Do our dogs know when we are feeling ‘blue’?
Of course, if you ask me I will tell you YES. And I can tell you plenty of stories on how our fur-babies cared for us when we were a bit ‘off’.
I remember the time when I was down with a real bad flue and had to stay in bed for one week, feeling really awful. Moca and Cooka would just lie by my side, only ever leaving to go eat or to do pipi. When I got the chills they would snuggle even closer, as if they knew how much I needed warmth.
Just feeling their bodies next to mine, caressing them under spells of coughs, gave me hope and a certain peacefulness. I felt that all would be all-right. Because I wasn’t alone.
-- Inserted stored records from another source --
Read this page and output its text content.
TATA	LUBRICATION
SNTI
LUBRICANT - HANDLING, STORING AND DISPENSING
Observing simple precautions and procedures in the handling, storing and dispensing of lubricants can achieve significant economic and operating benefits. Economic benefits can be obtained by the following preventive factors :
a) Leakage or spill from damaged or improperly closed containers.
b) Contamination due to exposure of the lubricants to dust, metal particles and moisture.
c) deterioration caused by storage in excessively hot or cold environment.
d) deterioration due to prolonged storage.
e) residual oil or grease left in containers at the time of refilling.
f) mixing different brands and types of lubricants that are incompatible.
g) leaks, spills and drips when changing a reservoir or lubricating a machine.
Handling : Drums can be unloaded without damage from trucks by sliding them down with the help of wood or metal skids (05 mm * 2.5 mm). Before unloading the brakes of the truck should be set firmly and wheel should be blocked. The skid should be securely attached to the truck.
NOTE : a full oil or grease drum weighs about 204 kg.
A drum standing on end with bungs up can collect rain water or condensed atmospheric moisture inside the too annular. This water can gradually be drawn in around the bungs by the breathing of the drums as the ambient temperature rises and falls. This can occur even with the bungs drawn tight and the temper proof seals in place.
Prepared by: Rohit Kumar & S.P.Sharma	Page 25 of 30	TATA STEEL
I can also tell you a story of Alex, when he had a real business challenge and was under severe stress. Sherlock would just not leave his side, staying in his office by his feet, no matter how late, no matter if time for dinner. As if he knew…
So yes, if you ask if our dogs can feel us, I absolutely think so.
But what do the experts say?
In a study published in the journal Animal Cognition, University of London researchers found that dogs were more likely to approach a crying person than someone who was humming or talking, and that they normally responded to weeping with submissive behaviours.
“The humming was designed to be a relatively novel behaviour, which might be likely to pique the dogs’ curiosity,” study researcher and psychologist Deborah Custance said in a statement. “The fact that the dogs differentiated between crying and humming indicates that their response to crying was not purely driven by curiosity.
Custance and her colleague Jennifer Mayer wanted to know more. They recruited 18 pet dogs and their owners to test whether dogs would respond to crying with empathetic behaviours. (The dogs included a mix of breeds, from mutts to breds) The experiment took place in the owners’ living rooms. Mayer would arrive and ignore the dog so that it would have little interest in her. Then she and the owner would take turns talking, fake-crying and humming.
Of the 18 dogs in the study, 15 approached their owner or Mayer during crying fits, while only six approached during humming. That suggests that its emotional content, not curiosity, that brings the dogs running. Likewise, the dogs always approached the crying person, never the quiet person.
“The dogs approached whoever was crying regardless of their identity. Thus they were responding to the person’s emotion, not their own needs, which is suggestive of empathic-like comfort-offering behaviour,” Mayer said in a statement.
Of the 15 dogs that approached a crying owner or stranger, 13 did so with submissive body language, such as tucked tails and bowed heads, another behaviour consistent with empathy (the other two were alert or playful).
It’s possible that dogs learn to approach crying people because their owners give them affection when they do, the researchers wrote.
“We in no way claim that the present study provides definitive answers to the question of empathy in dogs,” Mayer and Custance wrote. Nevertheless, they said, their experiment opens the door for more study of dogs’ emotional lives, from whether different breeds respond to emotional owners differently to whether dogs understand the difference between laughter and tears.
We would love to hear your experience on this. Do you think your fur-kid knows when you are not at your best and do you have some stories to tell?
HAPPY WEEKEND everyone and no time for feeling blue. Sun is out, so let’s feel golden.